Supie had been trying to raise another $3m since May, Paul said. The target was never hit. Those who had offered to support the round would not commit funds unless it was fully subscribed, Paul said.
The Icehouse CEO could not confirm the valuation for the latest attempt to raise capital, but said it was “markedly lower” than the $20m value placed on the company when it last raised capital in mid-2022.
The Herald understands the valuation was slashed to $6m for the latest raise.

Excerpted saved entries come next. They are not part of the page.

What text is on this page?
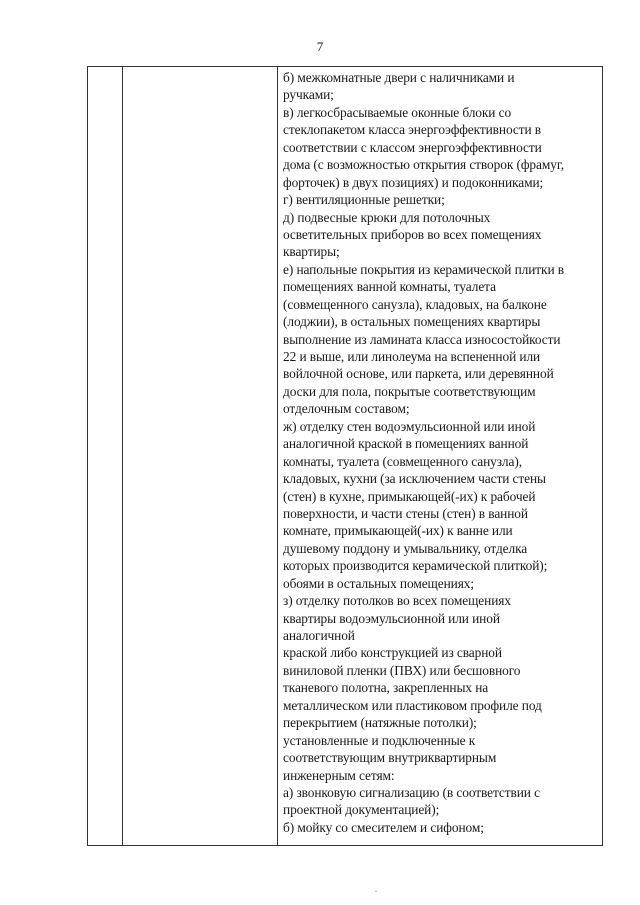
7
б) межкомнатные двери с наличниками и
ручками;
в) легкосбрасываемые оконные блоки со
стеклопакетом класса энергоэффективности в
соответствии с классом энергоэффективности
дома (с возможностью открытия створок (фрамуг,
форточек) в двух позициях) и подоконниками;
г) вентиляционные решетки;
д) подвесные крюки для потолочных
осветительных приборов во всех помещениях
квартиры;
е) напольные покрытия из керамической плитки в
помещениях ванной комнаты, туалета
(совмещенного санузла), кладовых, на балконе
(лоджии), в остальных помещениях квартиры
выполнение из ламината класса износостойкости
22 и выше, или линолеума на вспененной или
войлочной основе, или паркета, или деревянной
доски для пола, покрытые соответствующим
отделочным составом;
ж) отделку стен водоэмульсионной или иной
аналогичной краской в помещениях ванной
комнаты, туалета (совмещенного санузла),
кладовых, кухни (за исключением части стены
(стен) в кухне, примыкающей(-их) к рабочей
поверхности, и части стены (стен) в ванной
комнате, примыкающей(-их) к ванне или
душевому поддону и умывальнику, отделка
которых производится керамической плиткой);
обоями в остальных помещениях;
з) отделку потолков во всех помещениях
квартиры водоэмульсионной или иной
аналогичной
краской либо конструкцией из сварной
виниловой пленки (ПВХ) или бесшовного
тканевого полотна, закрепленных на
металлическом или пластиковом профиле под
перекрытием (натяжные потолки);
установленные и подключенные к
соответствующим внутриквартирным
инженерным сетям:
а) звонковую сигнализацию (в соответствии с
проектной документацией);
б) мойку со смесителем и сифоном;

Paul said in the new higher-interest, economically-challenged climate, start-ups had to be more realistic about valuations. “It’s not 2021 anymore.”
Founders had to accept valuations on a par with “2018 or 2019″ - giving away a bigger slice of their companies - to raise money.
Supie staff told the Herald they were employed by Workerly.
“We work for Workerly... That’s where there’s a gray area, because there’s no money assigned to Workerly.
“That’s why there’s likely no single penny for any staff for the last two weeks of their work, or for any annual leave or anything they have owed,” he told the Herald.
“It’s probably the worst week it could happen, because it’s a pay week. Everyone’s worked the last few weeks... everyone’s bills and mortgages are lined up to go out this week.
“The shock and the emotion that we saw this morning was because people never thought that this could happen,” he said.
The staffer said those who worked over the weekend noticed the Supie website had been shut down and were suspicious about the company’s future.
Another anonymous staff member posted on private Facebook group The Mum’s Collective: “I understand how hard it is for them to go through this, but for employees like me, we were relying on this to feed our families,” they posted.
“I now cannot afford to buy groceries. One of the employees asked if we could take a box of groceries since we would not get paid, and they said no. The warehouse is packed to the brim with stock. I’m upset they knowingly let us come in and work knowing that we would not get paid.”
Supie had 60,000 customers at the time of its failure, according to Paul.
It worked on a membership basis. Those who signed up for free paid $15 per delivery. Those who took a $99 annual subscription, or $14 per month, got free delivery on orders over $70. Groceries were still being delivered on Sunday evening.
Alka Prasad is an Auckland-based business reporter covering small business and retail.